Game server orchestration allows you to react to demand via an infinite loop of reconciliation that matches your player demand curve with your game server supply curve, keeping the two as close as possible. Plus, a carefully calculated buffer supply of servers is kept warm at all times in case of unexpected spikes, reducing player wait times while additional machines warm up.
"Game server orchestration requires an infinite reconciliation loop between how many players you have, how many servers you need, and hitting that sweet spot of enough servers to fulfil demand."
2. A hybrid approach is resilient, cost-efficient and scalable
Different types of compute have different cost and elasticity profiles. Bare metal is cheaper, but requires you to rent by the month. Cloud is more expensive, but it's flexible (within a pre-set maximum capacity), and you can rent it by the second. This pricing model makes cloud compute an attractive option at launch: you can overcome the uncertainty in player demand at launch because you only pay for what you use, and not for what you estimated.
Taking a hybrid approach to compute with autoscaling enables you to cover your base load of player demand with bare metal compute, then 'top up' with cloud compute during peak demand. Not only that: with hybrid cloud you're not wedded to one provider. If one provider goes down, you can simply spin up a region with an alternative. All this means a better experience for your players, and more cost-efficiency for you.
3. Session length determines the best compute to use
At Improbable we classify different types of games based on the lifecycle and time frame of a 'session'.
Session-based games, with finite session length and a repeatable pattern, need a game server allocation ready for new players to join. For these types of games, you will want to ensure you always have enough game servers available in the right location at the right time, to ensure all players have a great experience while also ensuring you don't pay too much. Some also call this 'hugging' the player demand curve. As mentioned above, during times of uncertain demand, leveraging more cloud compute is beneficial as you only pay for what you use.
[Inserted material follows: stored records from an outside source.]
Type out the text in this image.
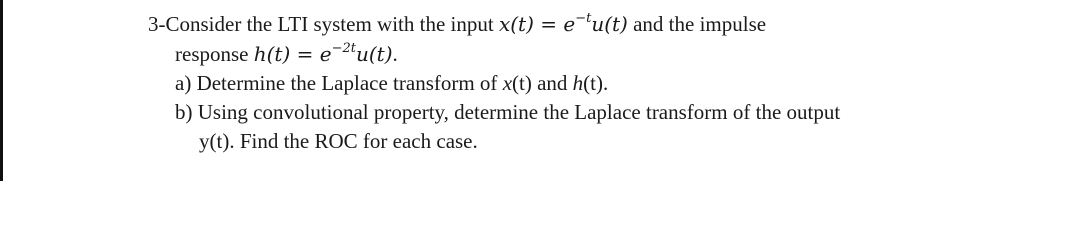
3-Consider the LTI system with the input $x(t) = e^{-t}u(t)$ and the impulse
response $h(t) = e^{-2t}u(t)$.
a) Determine the Laplace transform of x(t) and h(t).
b) Using convolutional property, determine the Laplace transform of the output
y(t). Find the ROC for each case.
Persistent games with infinite session length are more complicated to scale. You can't usually just turn them on and off and sessions are not interchangeable because players often prefer a specific server. This type of game works well with bare metal because the games are often more predictable and benefit greatly from cost savings, given that the server is potentially always on.
Mixed session games with a combination of sessions with varying life cycles that need to be orchestrated simultaneously are a hybrid of the above two types of games, and as such are usually best run on a combination of bare metal and cloud compute. These games further benefit from having different orchestration methods available that can run in parallel for both session-based (allowing you to hug the player demand curve) and persistent sessions, ensuring a great player experience for all session types. Examples of these types of games are MMOs that have a hub world and then temporal sessions where players go to do tasks or quests.
"If your game doesn't fit in a box we'll build a box that fits your game."
How Scavengers went global using game server orchestration
The challenge
Scavangers is a third-person shooter multiplayer survival game. After Scavengers Early Access launch, initial engagement was good. But when a popular streamer in Brazil went live playing the game and brought a lot of South American players with him, lag became and issue because the closest server was in North America.
The solution
To facilitate a better player experience for the streamer -- and their many followers -- we reacted quickly, spinning up another region in South America to bring in a game server closer to them.
The orchestration advantage
Improbable Multiplayer Service's game server orchestration offering, combined with our cloud computing capability, gives our partners flexibility in the face of uncertainty - whether that's number of players, or regions, or other factors - without paying over the odds.